Here we are talking about stock markets. Stock markets offer us an excellent opportunity to make money. But, before you really invest into the stock markets, you should be educating yourself about the Stock markets. I am saying so because the stock markets are about BIG RISKS AND BIG RETURNS. And I am sure that we are here to win, not to lose.
So, let’s get started on a very elementary concept about stocks and shares – the face value of shares.
The face value of a share at IPO
When a stock or a share or even better word that’s used in the stock market is EQUITY, when that’s launched in the stock market for the first time, it happens by the bidding system. And that whole bidding process is termed as IPO or initial public offering.
The shares that are up for grab for the very first time have the face value of Rs. 10/-. That’s it. The actual share value may not stand at Rs. 10/-. The actual value could be more than that. Infact, much much more than that. But, the face value is Rs. 10/-.

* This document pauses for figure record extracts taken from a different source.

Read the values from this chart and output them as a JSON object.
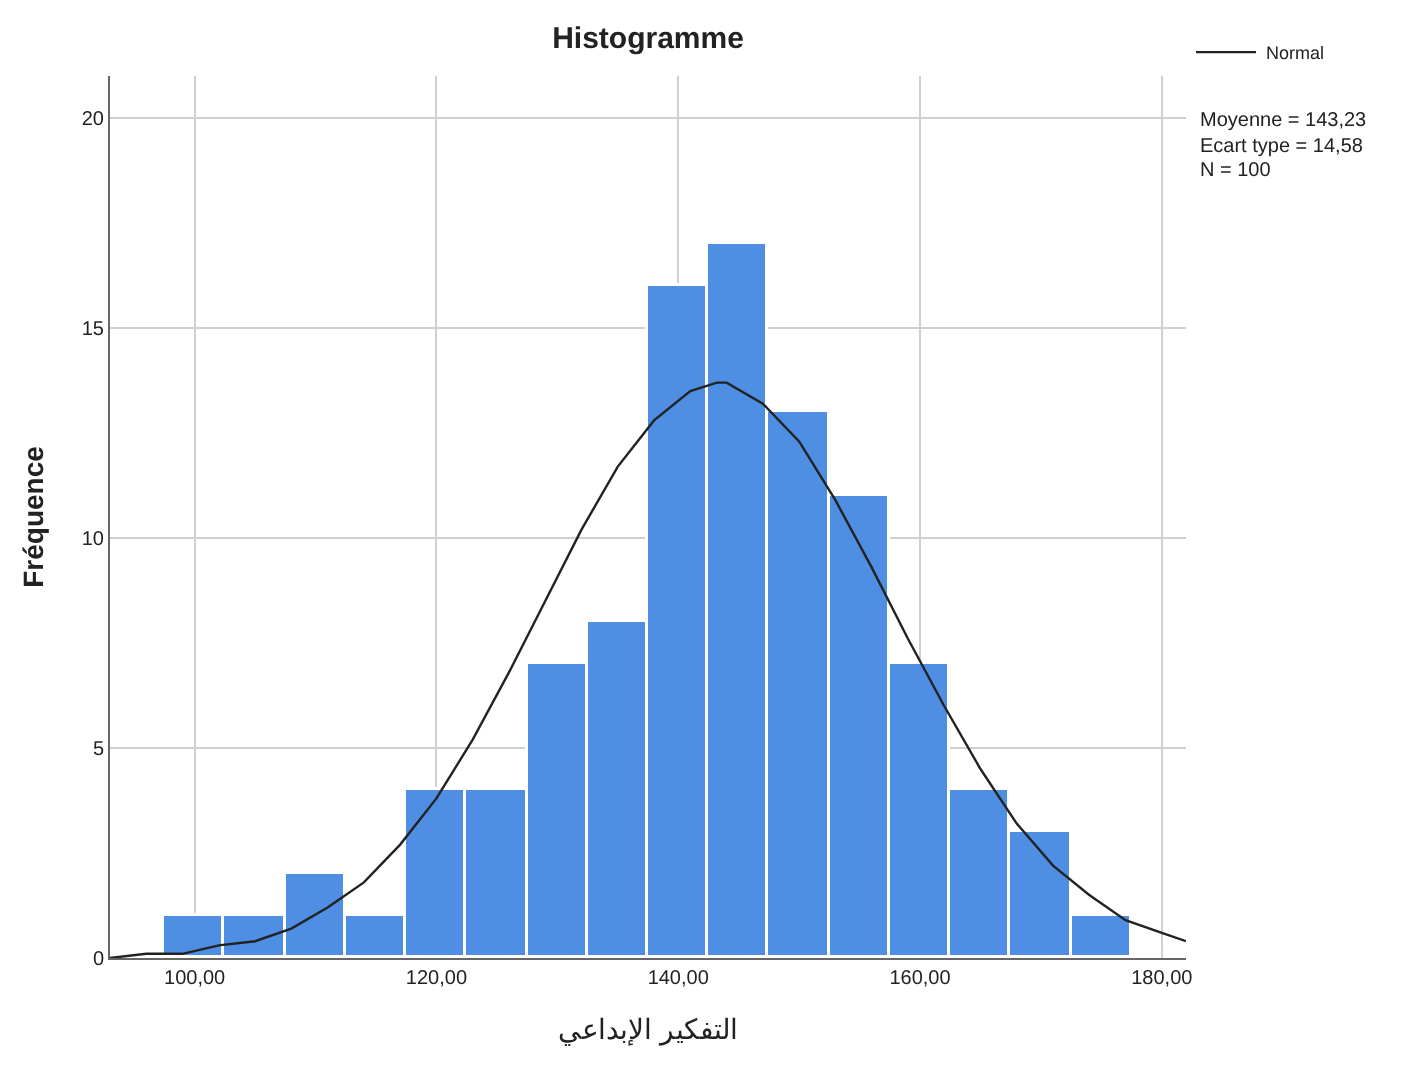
{
  "chart_data": {
    "type": "histogram",
    "title": "Histogramme",
    "xlabel": "التفكير الإبداعي",
    "ylabel": "Fréquence",
    "bins": [
      97.5,
      102.5,
      107.5,
      112.5,
      117.5,
      122.5,
      127.5,
      132.5,
      137.5,
      142.5,
      147.5,
      152.5,
      157.5,
      162.5,
      167.5,
      172.5,
      177.5
    ],
    "series": [
      {
        "color": "#4f8fe3",
        "values": [
          1,
          1,
          2,
          1,
          4,
          4,
          7,
          8,
          16,
          17,
          13,
          11,
          7,
          4,
          3,
          1
        ]
      },
      {
        "type": "line",
        "name": "Normal",
        "color": "#222222",
        "x": [
          93,
          96,
          99,
          102,
          105,
          108,
          111,
          114,
          117,
          120,
          123,
          126,
          129,
          132,
          135,
          138,
          141,
          143.2,
          144,
          147,
          150,
          153,
          156,
          159,
          162,
          165,
          168,
          171,
          174,
          177,
          180,
          182
        ],
        "values": [
          0.0,
          0.1,
          0.1,
          0.3,
          0.4,
          0.7,
          1.2,
          1.8,
          2.7,
          3.8,
          5.2,
          6.8,
          8.5,
          10.2,
          11.7,
          12.8,
          13.5,
          13.7,
          13.7,
          13.2,
          12.3,
          10.9,
          9.3,
          7.6,
          6.0,
          4.5,
          3.2,
          2.2,
          1.5,
          0.9,
          0.6,
          0.4
        ]
      }
    ],
    "annotations": [
      "Moyenne = 143,23",
      "Ecart type = 14,58",
      "N = 100"
    ],
    "xlim": [
      93,
      182
    ],
    "xticks": [
      {
        "value": 100,
        "label": "100,00"
      },
      {
        "value": 120,
        "label": "120,00"
      },
      {
        "value": 140,
        "label": "140,00"
      },
      {
        "value": 160,
        "label": "160,00"
      },
      {
        "value": 180,
        "label": "180,00"
      }
    ],
    "ylim": [
      0,
      21
    ],
    "yticks": [
      0,
      5,
      10,
      15,
      20
    ],
    "grid": true,
    "legend": "top right",
    "marker": "none",
    "line_style": "solid"
  }
}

Does it change after the IPO or remain the same.
The share value may keep changing. And so does the face value. But the face value unlike the stock actual value is determined by the company to whom belong the shares. The company may decide to split the shares.
When the split happens, the share may trade at even higher price. But still, the stock value may be lesser. For example, the company may slit the shares into 1:2 or 1:10 or any ratio between that.
But why? Why is the Face value of a share important.
The share face value is what really is used to calculate the dividend income. The company will declare the dividend income on the face value. Let’s say that the face value of a share is 10/-, and the company has declared the dividend income of 50%, it would mean that the company is going to pay you Rs. 5/- on each of your shares.
The share actual value may be say, Rs 800/-.but you don’t get 50% on that. Your dividend income will be calculated on the share face value.